CHSRegExp - a PowerPlant object that provides simple regular expression pattern matching capability.
When CHSRegExp encounters any type of error, it throws a C string error. A test application is included to give an example of use of CHSRegExp, and shows error catching usage.
This code "should" compile under any ANSI C++ compiler... however, I have only tested it with Metrowerks CodeWarrior.
CHSRegExp provides an object that is initialized with a search pattern. Any number of CHSRegExp objects may be in use at any one time (subject to memory constraints :-). Calling regexec with any arbitrarily long C string will search that string for the regular expression of that object. Sub-expressions (up to 9) may be matched by enclosing the sub expression by opening and closing parens, '(' and ')'.
A regular expression is zero or more branches, separated by '|'. It matches anything that matches one of the branches.
A branch is zero or more pieces, concatenated. It matches a match for the first, followed by a match for the second, etc.
A piece is an atom possibly followed by '*', '+', or '?'. An atom followed by '*' matches a sequence of 0 or more matches of the atom. An atom followed by '+' matches a sequence of 1 or more matches of the atom. An atom followed by '?' matches a match of the atom, or the null string.
An atom is a regular expression in parentheses (matching a match for the regular expression), a range (see below), '.' (matching any single character), '^' (matching the null string at the beginning of the input string), '$' (matching the null string at the end of the input string), a '\' followed by a single character (matching that character), or a single character with no other significance (matching that character).
A range is a sequence of characters enclosed in '[]'. It normally matches any single character from the sequence. If the sequence begins with '^', it matches any single character not from the rest of the sequence. If two characters in the sequence are separated by '-', this is shorthand for the full list of ASCII characters between them (e.g. '[0-9]' matches any decimal digit). To include a literal ']' in the sequence, make it the first character (following a possible '^'). To include a literal '-', make it the first or last character.

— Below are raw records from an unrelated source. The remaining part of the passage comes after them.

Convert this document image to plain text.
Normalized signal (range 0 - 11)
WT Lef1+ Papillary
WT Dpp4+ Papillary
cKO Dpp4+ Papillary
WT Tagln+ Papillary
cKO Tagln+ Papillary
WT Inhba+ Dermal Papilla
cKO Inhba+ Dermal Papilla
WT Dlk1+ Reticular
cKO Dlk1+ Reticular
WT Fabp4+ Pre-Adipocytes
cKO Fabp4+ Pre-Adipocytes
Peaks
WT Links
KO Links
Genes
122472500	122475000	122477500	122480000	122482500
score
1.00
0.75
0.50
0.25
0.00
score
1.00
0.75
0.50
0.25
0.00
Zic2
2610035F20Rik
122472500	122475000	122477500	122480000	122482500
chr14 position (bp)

None known :-). Send any problem reports/praise/suggestions to: tom@itsnet.com
CHSRegExp is an encapsulation of the regular expression code written by Henry Spencer (the HS in CHSRegExp), at the University of Toronto. Parts of this readme file are from the man page for that code.
I have no clue where I got the code I have... I've had it at *least* 4 years. If anyone recognizes it could they send me the man page? The information in here is from the original 1985 version of the man page.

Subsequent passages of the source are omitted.